OPML export from OmniOutliner to Scrivener gives headings on

I created a document with OmniOutliner, exported that to OPML and then imported that into Scrivener. But instead of showing body text, everything imported shows as headings and subheadings.

I’m a newbie at this, what I done wrong?

Thanks for help

Note: Output from OmniOutliner works fine with word documents - so it’s a problem with Scrivener settings I assume?

As far as I’m aware, that’s just how it works. In Word, all your outline in in one document. In Scrivener, your Omni outline becomes your Scrivener outline. The outline title = binder title, notes = synopsis. As far as I’m aware, there’s no way to go directly to the text with your Omni outliner notes.

But you can select multiple files in the binder and go to Documents->Append Synopsis to Main Text. That should do it, but in the process you will lose any formatting (you can’t bold or underline in the synopsis).

Edit: I shouldn’t give advice without actually looking at the software first. :unamused: Go to Scrivener->Preferences->Import/Export. Near the bottom, OMPL: Import notes into… gives you the choice of where to put the notes.

Thanks.

I’m wondering if I shouldn’t do the outlining in Scrivener to start with. I’ll play with the options

Of course you should. Scrivener is the best outliner available. :laughing:

If you expect your outline notes to go directly into the body of the associated document, then I don’t see a huge advantage, especially in light of the option I found in the Import/Export preferences. I mean, it is pretty easy to copy from Synopsis to body text, but Synopses are plain text only, so aren’t suitable if you need bold, underline, italics, strikethrough, etc…

Omni Outliner is a stellar outlining app with a number of features that are hard to beat.
Scrivener contains within itself a wealth of features, many of which can be taken advantage of in the outline view, but its flexibility makes Scrivener’s outliner merely superb. So really, it depends on how deeply you are into OO’s features during the majority of your outlining phase on any given project.

OO misses even in its current, 4th incarnation a feature I consider essential for an outliner, and that is: filtering. The ability to show only certain elements based on conditions (for example, “show all entries where column ‘POV’ contains ‘Jim’”). Scrivener manages this easily.

I experimented a bit with OmniOutliner 2 on an iPad… to Scrivener for Windows.

It appears that if tell OmniOutliner to output/export as OPML, only material from the first column is included. That can include multiple levels of items and their notes, all of which are in the first column.

When do a File > Import > OPML or Mindmap… of such an OPML (emailed from OmniOutliner on the iPad), the following options have the following results:

  • With “Synopsis” or “Notes (with Synopsis)”, brings in items and brings notes in as item Synopsis text.
  • With “Main Text (with Synopsis)”, brings in items and brings notes in as both item text and item Synopsis text.
  • With “Titles only”, brings in only items.

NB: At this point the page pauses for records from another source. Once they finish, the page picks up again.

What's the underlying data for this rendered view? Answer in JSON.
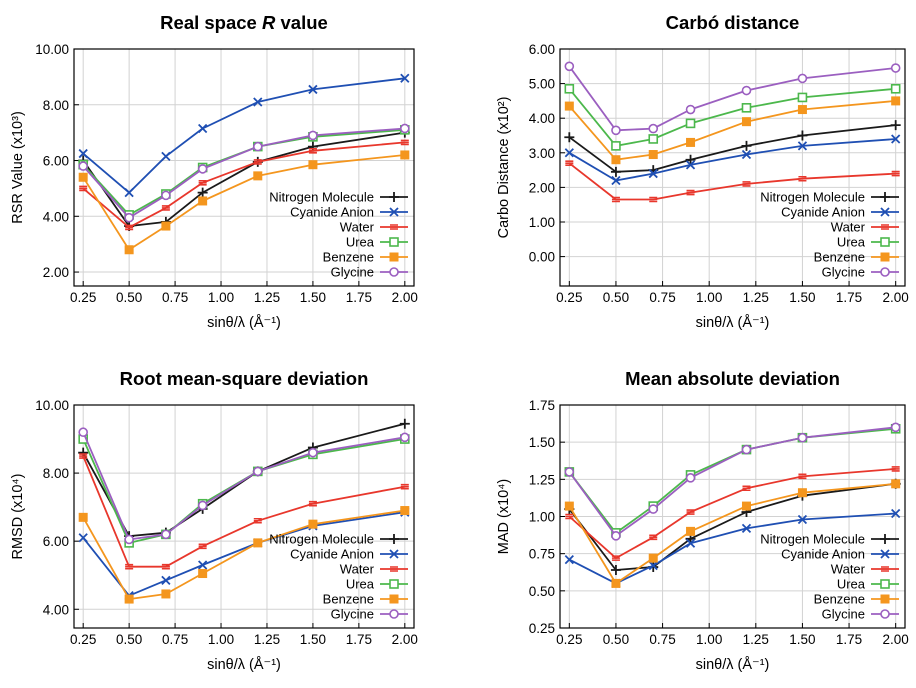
{
  "colors": {
    "Nitrogen Molecule": "#1a1a1a",
    "Cyanide Anion": "#1f4fb3",
    "Water": "#e8372c",
    "Urea": "#4cb84c",
    "Benzene": "#f4961e",
    "Glycine": "#9b5fc0"
  },
  "markers": {
    "Nitrogen Molecule": "plus",
    "Cyanide Anion": "cross",
    "Water": "hbar",
    "Urea": "square-open",
    "Benzene": "square-filled",
    "Glycine": "circle-open"
  },
  "chart_data": [
    {
      "type": "line",
      "title_parts": [
        "Real space ",
        "R",
        " value"
      ],
      "xlabel": "sinθ/λ (Å⁻¹)",
      "ylabel": "RSR Value (x10³)",
      "x": [
        0.25,
        0.5,
        0.7,
        0.9,
        1.2,
        1.5,
        2.0
      ],
      "xlim": [
        0.2,
        2.05
      ],
      "ylim": [
        1.5,
        10.0
      ],
      "xticks": [
        "0.25",
        "0.50",
        "0.75",
        "1.00",
        "1.25",
        "1.50",
        "1.75",
        "2.00"
      ],
      "yticks": [
        "2.00",
        "4.00",
        "6.00",
        "8.00",
        "10.00"
      ],
      "grid": true,
      "legend_position": "lower-right",
      "series": [
        {
          "name": "Nitrogen Molecule",
          "values": [
            6.0,
            3.65,
            3.8,
            4.85,
            5.95,
            6.5,
            7.0
          ]
        },
        {
          "name": "Cyanide Anion",
          "values": [
            6.25,
            4.85,
            6.15,
            7.15,
            8.1,
            8.55,
            8.95
          ]
        },
        {
          "name": "Water",
          "values": [
            5.0,
            3.6,
            4.3,
            5.2,
            5.95,
            6.35,
            6.65
          ]
        },
        {
          "name": "Urea",
          "values": [
            5.85,
            4.05,
            4.8,
            5.75,
            6.5,
            6.85,
            7.1
          ]
        },
        {
          "name": "Benzene",
          "values": [
            5.4,
            2.8,
            3.65,
            4.55,
            5.45,
            5.85,
            6.2
          ]
        },
        {
          "name": "Glycine",
          "values": [
            5.8,
            3.95,
            4.75,
            5.7,
            6.5,
            6.9,
            7.15
          ]
        }
      ]
    },
    {
      "type": "line",
      "title_parts": [
        "Carbó distance"
      ],
      "xlabel": "sinθ/λ (Å⁻¹)",
      "ylabel": "Carbo Distance (x10²)",
      "x": [
        0.25,
        0.5,
        0.7,
        0.9,
        1.2,
        1.5,
        2.0
      ],
      "xlim": [
        0.2,
        2.05
      ],
      "ylim": [
        -0.85,
        6.0
      ],
      "xticks": [
        "0.25",
        "0.50",
        "0.75",
        "1.00",
        "1.25",
        "1.50",
        "1.75",
        "2.00"
      ],
      "yticks": [
        "0.00",
        "1.00",
        "2.00",
        "3.00",
        "4.00",
        "5.00",
        "6.00"
      ],
      "grid": true,
      "legend_position": "lower-right",
      "series": [
        {
          "name": "Nitrogen Molecule",
          "values": [
            3.45,
            2.45,
            2.5,
            2.8,
            3.2,
            3.5,
            3.8
          ]
        },
        {
          "name": "Cyanide Anion",
          "values": [
            3.0,
            2.2,
            2.4,
            2.65,
            2.95,
            3.2,
            3.4
          ]
        },
        {
          "name": "Water",
          "values": [
            2.7,
            1.65,
            1.65,
            1.85,
            2.1,
            2.25,
            2.4
          ]
        },
        {
          "name": "Urea",
          "values": [
            4.85,
            3.2,
            3.4,
            3.85,
            4.3,
            4.6,
            4.85
          ]
        },
        {
          "name": "Benzene",
          "values": [
            4.35,
            2.8,
            2.95,
            3.3,
            3.9,
            4.25,
            4.5
          ]
        },
        {
          "name": "Glycine",
          "values": [
            5.5,
            3.65,
            3.7,
            4.25,
            4.8,
            5.15,
            5.45
          ]
        }
      ]
    },
    {
      "type": "line",
      "title_parts": [
        "Root mean-square deviation"
      ],
      "xlabel": "sinθ/λ (Å⁻¹)",
      "ylabel": "RMSD (x10⁴)",
      "x": [
        0.25,
        0.5,
        0.7,
        0.9,
        1.2,
        1.5,
        2.0
      ],
      "xlim": [
        0.2,
        2.05
      ],
      "ylim": [
        3.45,
        10.0
      ],
      "xticks": [
        "0.25",
        "0.50",
        "0.75",
        "1.00",
        "1.25",
        "1.50",
        "1.75",
        "2.00"
      ],
      "yticks": [
        "4.00",
        "6.00",
        "8.00",
        "10.00"
      ],
      "grid": true,
      "legend_position": "lower-right",
      "series": [
        {
          "name": "Nitrogen Molecule",
          "values": [
            8.6,
            6.15,
            6.25,
            6.95,
            8.05,
            8.75,
            9.45
          ]
        },
        {
          "name": "Cyanide Anion",
          "values": [
            6.1,
            4.4,
            4.85,
            5.3,
            5.95,
            6.45,
            6.85
          ]
        },
        {
          "name": "Water",
          "values": [
            8.5,
            5.25,
            5.25,
            5.85,
            6.6,
            7.1,
            7.6
          ]
        },
        {
          "name": "Urea",
          "values": [
            9.0,
            5.95,
            6.2,
            7.1,
            8.05,
            8.55,
            9.0
          ]
        },
        {
          "name": "Benzene",
          "values": [
            6.7,
            4.3,
            4.45,
            5.05,
            5.95,
            6.5,
            6.9
          ]
        },
        {
          "name": "Glycine",
          "values": [
            9.2,
            6.05,
            6.2,
            7.05,
            8.05,
            8.6,
            9.05
          ]
        }
      ]
    },
    {
      "type": "line",
      "title_parts": [
        "Mean absolute deviation"
      ],
      "xlabel": "sinθ/λ (Å⁻¹)",
      "ylabel": "MAD (x10⁴)",
      "x": [
        0.25,
        0.5,
        0.7,
        0.9,
        1.2,
        1.5,
        2.0
      ],
      "xlim": [
        0.2,
        2.05
      ],
      "ylim": [
        0.25,
        1.75
      ],
      "xticks": [
        "0.25",
        "0.50",
        "0.75",
        "1.00",
        "1.25",
        "1.50",
        "1.75",
        "2.00"
      ],
      "yticks": [
        "0.25",
        "0.50",
        "0.75",
        "1.00",
        "1.25",
        "1.50",
        "1.75"
      ],
      "grid": true,
      "legend_position": "lower-right",
      "series": [
        {
          "name": "Nitrogen Molecule",
          "values": [
            1.05,
            0.64,
            0.66,
            0.85,
            1.03,
            1.14,
            1.22
          ]
        },
        {
          "name": "Cyanide Anion",
          "values": [
            0.71,
            0.55,
            0.67,
            0.82,
            0.92,
            0.98,
            1.02
          ]
        },
        {
          "name": "Water",
          "values": [
            1.0,
            0.72,
            0.86,
            1.03,
            1.19,
            1.27,
            1.32
          ]
        },
        {
          "name": "Urea",
          "values": [
            1.3,
            0.89,
            1.07,
            1.28,
            1.45,
            1.53,
            1.59
          ]
        },
        {
          "name": "Benzene",
          "values": [
            1.07,
            0.55,
            0.72,
            0.9,
            1.07,
            1.16,
            1.22
          ]
        },
        {
          "name": "Glycine",
          "values": [
            1.3,
            0.87,
            1.05,
            1.26,
            1.45,
            1.53,
            1.6
          ]
        }
      ]
    }
  ]
}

OmniOutliner can output/export in other formats ( .csv, .docx, .xls, .html, …) that do include contents of more than just the first column, but I haven’t experimented much with that…

So… not automagical and perhaps not lending itself to routinely passing back and forth between OmniOutliner and Scrivener multiple times… but there appears to be some capability there at least for a one time OmniOutliner to Scrivener transfer, provided one is prepared to do some work.

P.S. Which also led me to wonder… just how much text can one stuff into a Scrivener binder item’s name… Appears to be quite a bit … Probably more than is practical to work with… :slight_smile:

I’ve now played around with a number of outliners (and NeO Outliner itunes.apple.com/gb/app/neo/id408150634?mt=12 is very good at a fraction of the cost of OmniOutliner). I’ve come back to using Scrivener and it’s working out very well as the outliner I need. It’s an outstanding piece of software but there’s a lot to learn to get the best out of it.